Durante una baja médica, ciertos despidos pueden considerarse ilegales. Uno de los más comunes ocurre cuando se despide a un empleado por faltas frecuentes, aunque estén justificadas por enfermedad. Algunas compañías perciben estas ausencias como una disminución de rendimiento, pero la normativa protege al trabajador frente a sanciones por motivos de salud. Otro escenario frecuente es el despido durante un periodo largo de incapacidad temporal, donde la empresa argumenta problemas para reemplazar al trabajador. En estos casos, es la empresa la que debe probar que la decisión se basa en razones objetivas y no en la baja médica.
Los problemas también pueden surgir con ausencias intermitentes o parciales. La compañía podría alegar bajo desempeño como justificación, pero si las ausencias están correctamente documentadas, el despido podría ser declarado inválido o improcedente. Por ello, es esencial que los empleados conserven toda la documentación médica y registros de comunicación con la empresa, ya que estos elementos son clave para proteger sus derechos y demostrar la legalidad de su situación.
Recomendaciones para trabajadores en baja médica
Ante cualquier duda, lo mejor es optar por contratar un servicio de abogados laborales. Por ejemplo, Garanley Abogados te dará la asesoría que necesitas para hacer valer tus derechos y analizar cada caso con detalle. La intervención de un profesional permite evaluar si un despido durante la baja médica cumple con los requisitos legales y si existe posibilidad de reclamación. Contar con asesoramiento especializado facilita la recopilación de pruebas y la preparación de la documentación necesaria para presentar una demanda si es necesario.
Además, los trabajadores deben mantener una comunicación clara con la empresa. Notificar oportunamente cualquier cambio en la situación médica, entregar certificados y partes de incapacidad temporal y conservar copias de todos los documentos son medidas fundamentales. También es recomendable documentar cualquier comunicación relacionada con el despido, como correos electrónicos, mensajes o cartas, ya que estos registros pueden ser determinantes en un proceso judicial.
¿Qué derechos tiene el trabajador durante la baja?
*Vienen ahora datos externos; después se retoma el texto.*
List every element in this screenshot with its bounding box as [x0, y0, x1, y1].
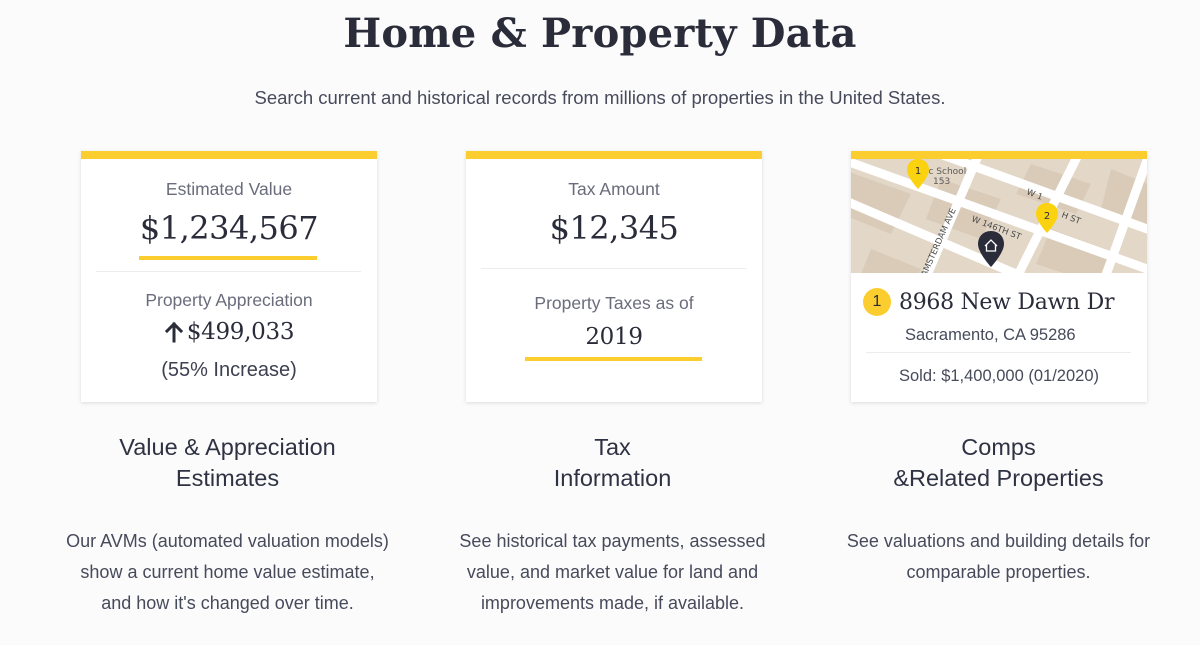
estimated-value-amount: $1,234,567 — [139, 209, 319, 247]
feature-description: Our AVMs (automated valuation models) sh… — [35, 526, 420, 619]
svg-text:2: 2 — [1044, 211, 1050, 222]
svg-text:153: 153 — [933, 177, 950, 187]
feature-title-line: Tax — [594, 434, 631, 460]
tax-year: 2019 — [585, 324, 643, 350]
feature-title: Value & Appreciation Estimates — [35, 432, 420, 494]
estimated-value-card: Estimated Value $1,234,567 Property Appr… — [81, 151, 377, 402]
comp-city: Sacramento, CA 95286 — [905, 326, 1076, 344]
page-subtitle: Search current and historical records fr… — [254, 87, 946, 108]
feature-comps-related: Comps &Related Properties See valuations… — [806, 432, 1191, 588]
estimated-value-label: Estimated Value — [165, 179, 293, 199]
feature-desc-line: comparable properties. — [906, 562, 1091, 582]
comp-number-badge: 1 — [863, 288, 891, 316]
feature-description: See valuations and building details for … — [806, 526, 1191, 588]
feature-desc-line: value, and market value for land and — [466, 562, 759, 582]
feature-title-line: Estimates — [175, 465, 280, 491]
feature-desc-line: See valuations and building details for — [846, 531, 1151, 551]
feature-desc-line: Our AVMs (automated valuation models) — [66, 531, 389, 551]
feature-title-line: Value & Appreciation — [119, 434, 336, 460]
feature-title-line: Information — [553, 465, 672, 491]
feature-desc-line: See historical tax payments, assessed — [459, 531, 766, 551]
svg-text:1: 1 — [915, 166, 921, 177]
feature-value-appreciation: Value & Appreciation Estimates Our AVMs … — [35, 432, 420, 619]
feature-title-line: Comps — [961, 434, 1036, 460]
comps-map[interactable]: ic School 153 AMSTERDAM AVE W 146TH ST W… — [851, 159, 1147, 273]
tax-amount-value: $12,345 — [549, 209, 679, 247]
card-divider — [481, 268, 746, 269]
arrow-up-icon — [164, 321, 184, 343]
comp-sold-info: Sold: $1,400,000 (01/2020) — [899, 367, 1099, 385]
tax-amount-label: Tax Amount — [568, 179, 660, 199]
comps-card: ic School 153 AMSTERDAM AVE W 146TH ST W… — [851, 151, 1147, 402]
map-pin-1: 1 — [907, 159, 929, 189]
tax-amount-card: Tax Amount $12,345 Property Taxes as of … — [466, 151, 762, 402]
feature-title: Tax Information — [420, 432, 805, 494]
appreciation-label: Property Appreciation — [145, 290, 313, 310]
feature-title: Comps &Related Properties — [806, 432, 1191, 494]
card-divider — [96, 271, 361, 272]
accent-underline — [139, 256, 317, 260]
feature-title-line: &Related Properties — [893, 465, 1104, 491]
feature-desc-line: and how it's changed over time. — [101, 593, 354, 613]
feature-desc-line: show a current home value estimate, — [80, 562, 375, 582]
feature-description: See historical tax payments, assessed va… — [420, 526, 805, 619]
page-title: Home & Property Data — [343, 10, 857, 57]
card-divider — [866, 352, 1131, 353]
comp-address[interactable]: 8968 New Dawn Dr — [899, 289, 1115, 315]
appreciation-amount: $499,033 — [186, 319, 295, 345]
feature-tax-information: Tax Information See historical tax payme… — [420, 432, 805, 619]
accent-underline — [525, 357, 702, 361]
comp-address-row: 1 8968 New Dawn Dr — [863, 288, 1147, 316]
svg-text:ic School: ic School — [926, 167, 966, 177]
appreciation-value: $499,033 — [81, 319, 377, 345]
appreciation-percent: (55% Increase) — [161, 359, 297, 381]
tax-as-of-label: Property Taxes as of — [534, 293, 694, 313]
feature-desc-line: improvements made, if available. — [480, 593, 745, 613]
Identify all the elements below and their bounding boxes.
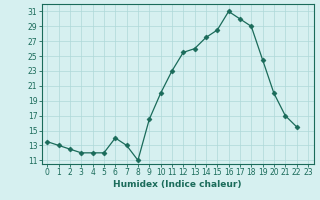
- X-axis label: Humidex (Indice chaleur): Humidex (Indice chaleur): [113, 180, 242, 189]
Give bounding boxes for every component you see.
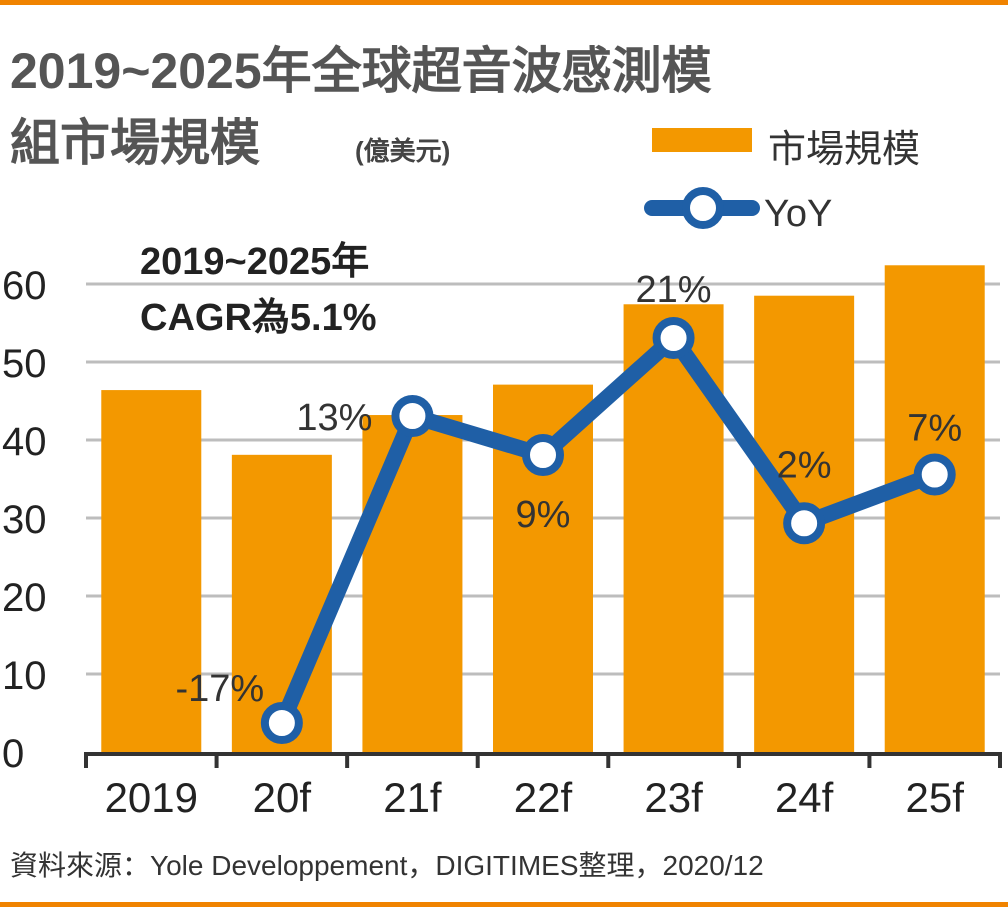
x-tick-label: 2019 — [105, 774, 198, 821]
yoy-marker-20f — [260, 702, 303, 744]
x-tick-label: 25f — [906, 774, 965, 821]
yoy-data-label: 21% — [636, 269, 712, 311]
yoy-marker-23f — [652, 317, 695, 359]
legend-bar-label: 市場規模 — [768, 129, 920, 171]
yoy-marker-24f — [783, 502, 826, 545]
yoy-data-label: 13% — [296, 397, 372, 439]
bar-2019 — [101, 390, 202, 752]
yoy-data-label: 7% — [907, 408, 962, 450]
yoy-data-label: -17% — [175, 668, 264, 710]
yoy-marker-22f — [522, 434, 564, 476]
chart-title-line2: 組市場規模 — [10, 115, 260, 171]
yoy-data-label: 9% — [516, 494, 571, 536]
y-tick-label: 10 — [2, 654, 47, 698]
legend-line-label: YoY — [764, 193, 832, 235]
x-tick-label: 24f — [775, 774, 834, 821]
yoy-marker-25f — [913, 453, 956, 496]
bars — [101, 265, 985, 752]
bar-21f — [362, 415, 463, 752]
legend: 市場規模 YoY — [644, 128, 920, 235]
y-tick-label: 60 — [2, 264, 47, 308]
unit-label: (億美元) — [355, 136, 450, 166]
x-tick-label: 21f — [383, 774, 442, 821]
bar-25f — [884, 265, 985, 752]
y-tick-label: 20 — [2, 576, 47, 620]
yoy-line: -17% 13% 9% 21% 2% 7% — [175, 269, 962, 744]
y-axis: 0 10 20 30 40 50 60 — [2, 264, 47, 776]
yoy-data-label: 2% — [777, 444, 832, 486]
cagr-annotation-line1: 2019~2025年 — [140, 241, 369, 283]
chart-title-line1: 2019~2025年全球超音波感測模 — [10, 43, 712, 99]
yoy-polyline — [274, 330, 938, 727]
yoy-marker-21f — [391, 395, 434, 437]
source-note: 資料來源：Yole Developpement，DIGITIMES整理，2020… — [10, 850, 764, 881]
top-border — [0, 0, 1008, 5]
cagr-annotation-line2: CAGR為5.1% — [140, 297, 377, 339]
y-tick-label: 40 — [2, 420, 47, 464]
x-tick-label: 23f — [644, 774, 703, 821]
legend-line-marker — [682, 187, 724, 229]
y-tick-label: 50 — [2, 342, 47, 386]
bottom-border — [0, 902, 1008, 907]
y-tick-label: 30 — [2, 498, 47, 542]
x-axis: 2019 20f 21f 22f 23f 24f 25f — [84, 752, 1002, 821]
x-tick-label: 20f — [253, 774, 312, 821]
y-tick-label: 0 — [2, 732, 24, 776]
legend-bar-swatch — [652, 128, 752, 152]
x-tick-label: 22f — [514, 774, 573, 821]
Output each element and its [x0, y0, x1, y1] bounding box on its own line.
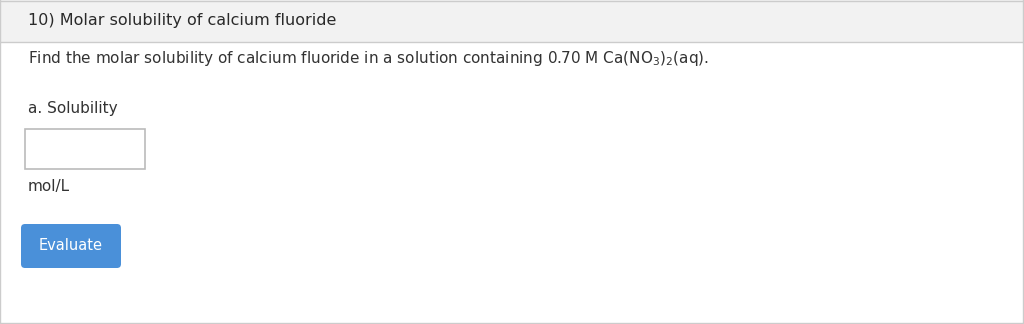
FancyBboxPatch shape	[0, 42, 1024, 324]
FancyBboxPatch shape	[22, 224, 121, 268]
Text: Evaluate: Evaluate	[39, 238, 103, 253]
Text: mol/L: mol/L	[28, 179, 70, 193]
FancyBboxPatch shape	[25, 129, 145, 169]
Text: Find the molar solubility of calcium fluoride in a solution containing 0.70 M Ca: Find the molar solubility of calcium flu…	[28, 50, 709, 68]
Text: a. Solubility: a. Solubility	[28, 101, 118, 117]
FancyBboxPatch shape	[0, 0, 1024, 42]
Text: 10) Molar solubility of calcium fluoride: 10) Molar solubility of calcium fluoride	[28, 14, 336, 29]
Cuando un trabajador se encuentra de baja médica, tiene derecho a recibir la compensación económica correspondiente y a mantener su puesto durante el período de incapacidad. La empresa no puede reemplazarlo de forma definitiva ni eludir sus obligaciones legales mientras dure la baja. Cualquier infracción de estos derechos puede ser llevada a los tribunales para su defensa.
Si se produce un despido, el trabajador debe recibir un documento oficial donde se indiquen las razones y la fecha de cese. La ley fija tiempos concretos para recurrir esta decisión judicialmente. Contar con un abogado laboralista ayuda a cumplir los plazos y presentar los recursos correctamente.